Jugements sur Pascal
ANDRÉ SUARÈS
Pascal «a été le plus grand, car il a eu les grandeurs de presque tous les autres. Il est à la fois le poète, le saint et le savant, l’homme qui voit, l’homme qui sait, l’homme qui pense.»
SAINTE-BEUVE
Tout homme a dans Pascal un semblable et un miroir
«Pour ceux qui lisent les Pensées, le génie de l'écrivain a quelquefois donné le change sur la méthode et sur le fond. L'éclat soudain de cette vive parole, l'impétuosité et presque la brusquerie de l'accent, font croire à quelque chose d'excessif, et même de maladif, qui tient à une singularité de nature. On se sent en présence d'un individu extraordinaire.
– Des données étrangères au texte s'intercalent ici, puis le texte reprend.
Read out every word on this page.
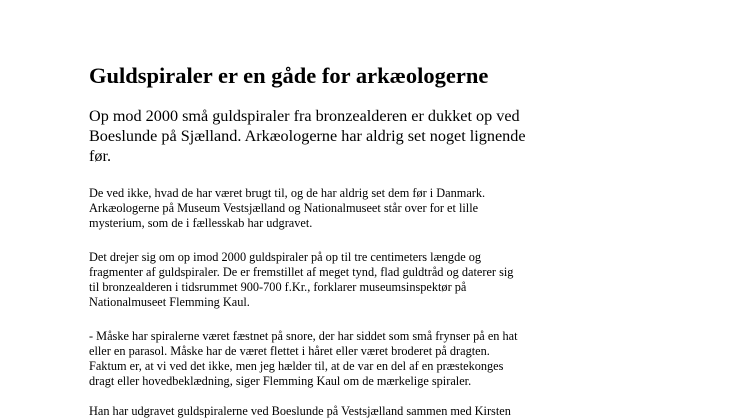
Guldspiraler er en gåde for arkæologerne

Op mod 2000 små guldspiraler fra bronzealderen er dukket op ved
Boeslunde på Sjælland. Arkæologerne har aldrig set noget lignende
før.

De ved ikke, hvad de har været brugt til, og de har aldrig set dem før i Danmark.
Arkæologerne på Museum Vestsjælland og Nationalmuseet står over for et lille
mysterium, som de i fællesskab har udgravet.

Det drejer sig om op imod 2000 guldspiraler på op til tre centimeters længde og
fragmenter af guldspiraler. De er fremstillet af meget tynd, flad guldtråd og daterer sig
til bronzealderen i tidsrummet 900-700 f.Kr., forklarer museumsinspektør på
Nationalmuseet Flemming Kaul.

- Måske har spiralerne været fæstnet på snore, der har siddet som små frynser på en hat
eller en parasol. Måske har de været flettet i håret eller været broderet på dragten.
Faktum er, at vi ved det ikke, men jeg hælder til, at de var en del af en præstekonges
dragt eller hovedbeklædning, siger Flemming Kaul om de mærkelige spiraler.

Han har udgravet guldspiralerne ved Boeslunde på Vestsjælland sammen med Kirsten
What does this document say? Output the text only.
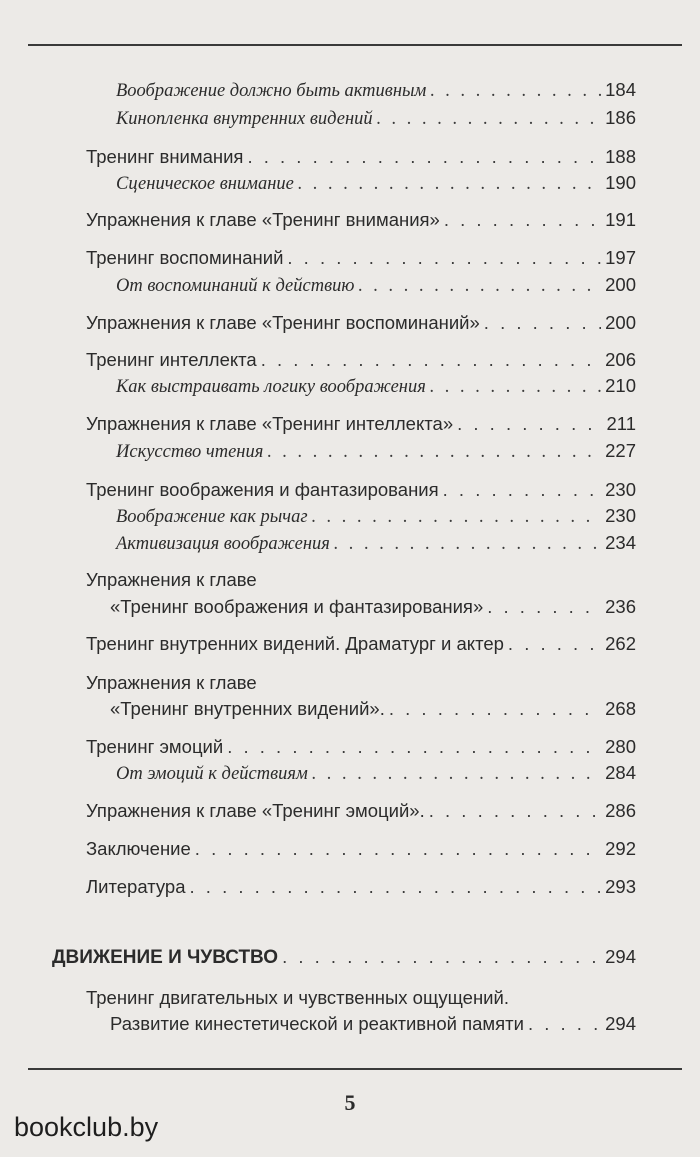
Воображение должно быть активным . . .	184
Кинопленка внутренних видений . . .	186
Тренинг внимания . . .	188
Сценическое внимание . . .	190
Упражнения к главе «Тренинг внимания» . . .	191
Тренинг воспоминаний . . .	197
От воспоминаний к действию . . .	200
Упражнения к главе «Тренинг воспоминаний» . . .	200
Тренинг интеллекта . . .	206
Как выстраивать логику воображения . . .	210
Упражнения к главе «Тренинг интеллекта» . . .	211
Искусство чтения . . .	227
Тренинг воображения и фантазирования . . .	230
Воображение как рычаг . . .	230
Активизация воображения . . .	234
Упражнения к главе
«Тренинг воображения и фантазирования» . . .	236
Тренинг внутренних видений. Драматург и актер . . .	262
Упражнения к главе
«Тренинг внутренних видений». . . .	268
Тренинг эмоций . . .	280
От эмоций к действиям . . .	284
Упражнения к главе «Тренинг эмоций». . . .	286
Заключение . . .	292
Литература . . .	293
ДВИЖЕНИЕ И ЧУВСТВО . . .	294
Тренинг двигательных и чувственных ощущений.
Развитие кинестетической и реактивной памяти . . .	294
5
bookclub.by
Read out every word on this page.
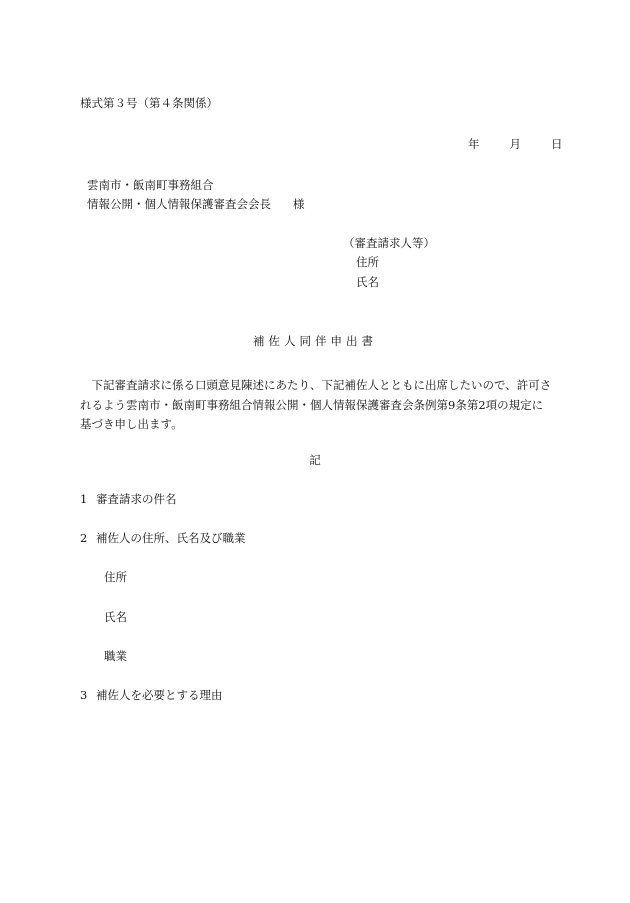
様式第３号（第４条関係）
年	月	日
雲南市・飯南町事務組合
情報公開・個人情報保護審査会会長 様
（審査請求人等）
住所
氏名
補佐人同伴申出書
下記審査請求に係る口頭意見陳述にあたり、下記補佐人とともに出席したいので、許可されるよう雲南市・飯南町事務組合情報公開・個人情報保護審査会条例第9条第2項の規定に基づき申し出ます。
記
1 審査請求の件名
2 補佐人の住所、氏名及び職業
住所
氏名
職業
3 補佐人を必要とする理由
En mettant à part la qualité incomparable du talent, tout homme a dans Pascal un semblable et un miroir, s'il sait bien regarder. Il y a un Pascal dans chaque chrétien, de même qu'il y a un Montaigne dans tout homme purement naturel. Creusez en vous-même, étudiez et sondez votre propre duplicité, plongez en tout sens au fond de l'abîme de votre coeur, et vous n'y trouverez pas autre chose que ce ce que Pascal vous a rendu en des traits si énergiques et si saillants. La théologie de l'auteur des Pensées, à la bien voir et en la dégageant qui n'y tiennent pas essentiellement, porte en plein sur la nature de l'homme; c'est là sa force et son honneur» (Cité par Henri Massis, préface à l'édition Pascal par Sainte-Beuve, 10 / 18, 1962).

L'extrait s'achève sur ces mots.